Effect of Infections on the Thyroid Gland.

Cole, Womack and Gray 1 and others^2,3 described certain pathologic changes in thyroids of persons who suffered from acute or chronic infections, such as pneumonia or peritonitis. The glands were obtained at autopsy from individuals who succumbed to either an acute or chronic infection. The changes noted in the thyroid were of a two-fold nature, depending in each case on the acuteness or chronicity of the infection from which the patient died. Thus, where death was a result of pneumonia or acute peritonitis, the changes in the thyroid consisted mainly in desquamation of the epithelium lining the acini and softening of the colloid. When death of the individual was due to a more chronic type of infection, the thyroid did not show any epithelial desquamation, but rather a heaping up of the acinar cells with papillary projections into the alveoli, and increased scar formation. Very similar changes to those described above, were previously noted by Cole and Womack 2 in dogs in whom they had experimentally produced acute infections and toxemias.

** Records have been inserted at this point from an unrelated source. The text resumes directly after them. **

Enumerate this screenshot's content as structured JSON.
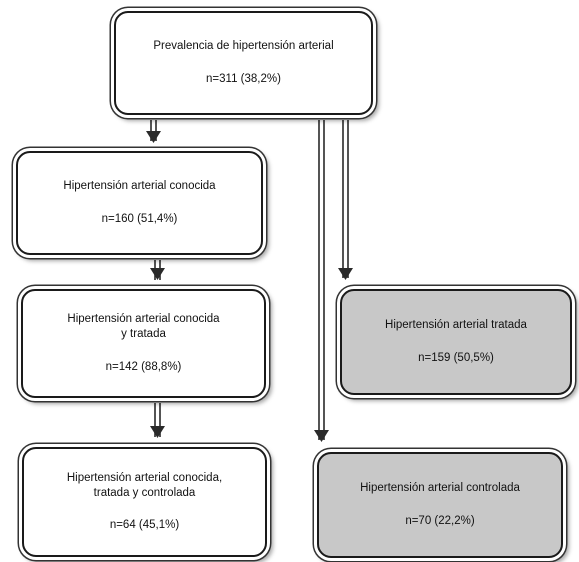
{
  "boxes": {
    "prevalence": {
      "title": "Prevalencia de hipertensión arterial",
      "count": "n=311 (38,2%)"
    },
    "known": {
      "title": "Hipertensión arterial conocida",
      "count": "n=160 (51,4%)"
    },
    "known_treated": {
      "title": "Hipertensión arterial conocida\ny tratada",
      "count": "n=142 (88,8%)"
    },
    "known_treated_controlled": {
      "title": "Hipertensión arterial conocida,\ntratada y controlada",
      "count": "n=64 (45,1%)"
    },
    "treated": {
      "title": "Hipertensión arterial  tratada",
      "count": "n=159 (50,5%)"
    },
    "controlled": {
      "title": "Hipertensión arterial controlada",
      "count": "n=70 (22,2%)"
    }
  },
  "colors": {
    "box_fill": "#ffffff",
    "highlight_fill": "#c8c8c8",
    "stroke": "#1a1a1a"
  }
}
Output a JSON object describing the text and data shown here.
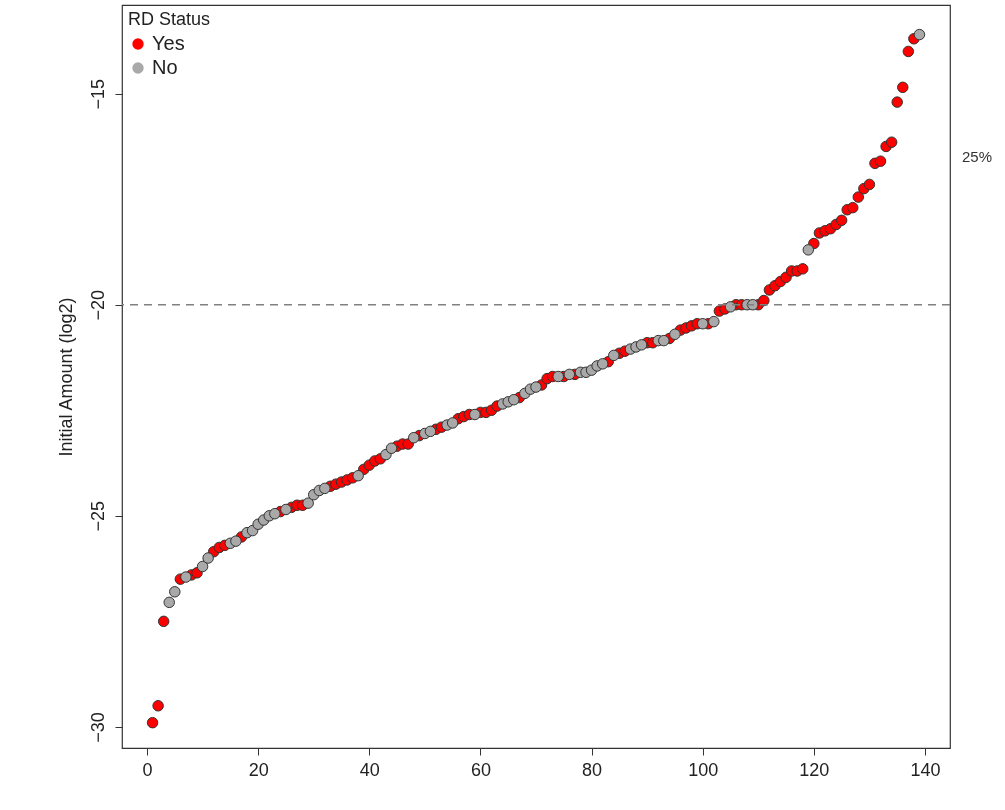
{
  "chart_data": {
    "type": "scatter",
    "ylabel": "Initial Amount (log2)",
    "legend_title": "RD Status",
    "legend": "top left",
    "marker": "circle",
    "grid": false,
    "xlim": [
      -4.5,
      144.5
    ],
    "xticks": [
      0,
      20,
      40,
      60,
      80,
      100,
      120,
      140
    ],
    "ylim": [
      -30.5,
      -12.9
    ],
    "yticks": [
      -30,
      -25,
      -20,
      -15
    ],
    "ref_lines": [
      {
        "axis": "y",
        "value": -20,
        "color": "#808080",
        "line_style": "dashed"
      }
    ],
    "annotations": [
      "25%"
    ],
    "series": [
      {
        "name": "Yes",
        "color": "#ff0000",
        "x": [
          1,
          2,
          3,
          6,
          8,
          9,
          12,
          13,
          14,
          17,
          24,
          26,
          27,
          28,
          33,
          34,
          35,
          36,
          37,
          39,
          40,
          41,
          42,
          45,
          46,
          47,
          49,
          52,
          53,
          56,
          57,
          58,
          60,
          61,
          62,
          63,
          67,
          71,
          72,
          73,
          75,
          77,
          83,
          85,
          86,
          90,
          91,
          94,
          96,
          97,
          98,
          99,
          101,
          103,
          104,
          106,
          107,
          110,
          111,
          112,
          113,
          114,
          115,
          116,
          117,
          118,
          120,
          121,
          122,
          123,
          124,
          125,
          126,
          127,
          128,
          129,
          130,
          131,
          132,
          133,
          134,
          135,
          136,
          137,
          138
        ],
        "values": [
          -29.9,
          -29.5,
          -27.5,
          -26.5,
          -26.4,
          -26.35,
          -25.85,
          -25.75,
          -25.7,
          -25.5,
          -24.9,
          -24.8,
          -24.75,
          -24.75,
          -24.3,
          -24.25,
          -24.2,
          -24.15,
          -24.1,
          -23.9,
          -23.8,
          -23.7,
          -23.65,
          -23.35,
          -23.3,
          -23.3,
          -23.1,
          -22.95,
          -22.9,
          -22.7,
          -22.65,
          -22.6,
          -22.55,
          -22.55,
          -22.5,
          -22.4,
          -22.2,
          -21.9,
          -21.75,
          -21.7,
          -21.7,
          -21.65,
          -21.35,
          -21.15,
          -21.1,
          -20.9,
          -20.9,
          -20.8,
          -20.6,
          -20.55,
          -20.5,
          -20.45,
          -20.45,
          -20.15,
          -20.1,
          -20.0,
          -20.0,
          -20.0,
          -19.9,
          -19.65,
          -19.55,
          -19.45,
          -19.35,
          -19.2,
          -19.2,
          -19.15,
          -18.55,
          -18.3,
          -18.25,
          -18.2,
          -18.1,
          -18.0,
          -17.75,
          -17.7,
          -17.45,
          -17.25,
          -17.15,
          -16.65,
          -16.6,
          -16.25,
          -16.15,
          -15.2,
          -14.85,
          -14.0,
          -13.7
        ]
      },
      {
        "name": "No",
        "color": "#a9a9a9",
        "x": [
          4,
          5,
          7,
          10,
          11,
          15,
          16,
          18,
          19,
          20,
          21,
          22,
          23,
          25,
          29,
          30,
          31,
          32,
          38,
          43,
          44,
          48,
          50,
          51,
          54,
          55,
          59,
          64,
          65,
          66,
          68,
          69,
          70,
          74,
          76,
          78,
          79,
          80,
          81,
          82,
          84,
          87,
          88,
          89,
          92,
          93,
          95,
          100,
          102,
          105,
          108,
          109,
          119,
          139
        ],
        "values": [
          -27.05,
          -26.8,
          -26.45,
          -26.2,
          -26.0,
          -25.65,
          -25.6,
          -25.4,
          -25.35,
          -25.2,
          -25.1,
          -25.0,
          -24.95,
          -24.85,
          -24.7,
          -24.5,
          -24.4,
          -24.35,
          -24.05,
          -23.55,
          -23.4,
          -23.15,
          -23.05,
          -23.0,
          -22.85,
          -22.8,
          -22.6,
          -22.35,
          -22.3,
          -22.25,
          -22.1,
          -22.0,
          -21.95,
          -21.7,
          -21.65,
          -21.6,
          -21.6,
          -21.55,
          -21.45,
          -21.4,
          -21.2,
          -21.05,
          -21.0,
          -20.95,
          -20.85,
          -20.85,
          -20.7,
          -20.45,
          -20.4,
          -20.05,
          -20.0,
          -20.0,
          -18.7,
          -13.6
        ]
      }
    ]
  }
}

We thought it of interest to carry out similar experiments in guinea pigs, because the thyroid gland of guinea pigs has been very carefully studied in the laboratory under normal as well as under various experimental conditions and we are therefore well acquainted with the changes which take place in the thyroid of guinea pigs under various conditions.

We used 26 guinea pigs, in 16 of which an acute infection was produced by injecting fecal material into the peritoneal cavity. The time of development of an acute peritonitis and the consequent death of the injected animal was found to vary according to the quantity of injected material and site of injection. If the site of injection was high up in the abdomen, viz., in the region of the diaphragm, where absorption is more rapid, the animal died much sooner than when injected in the pelvis.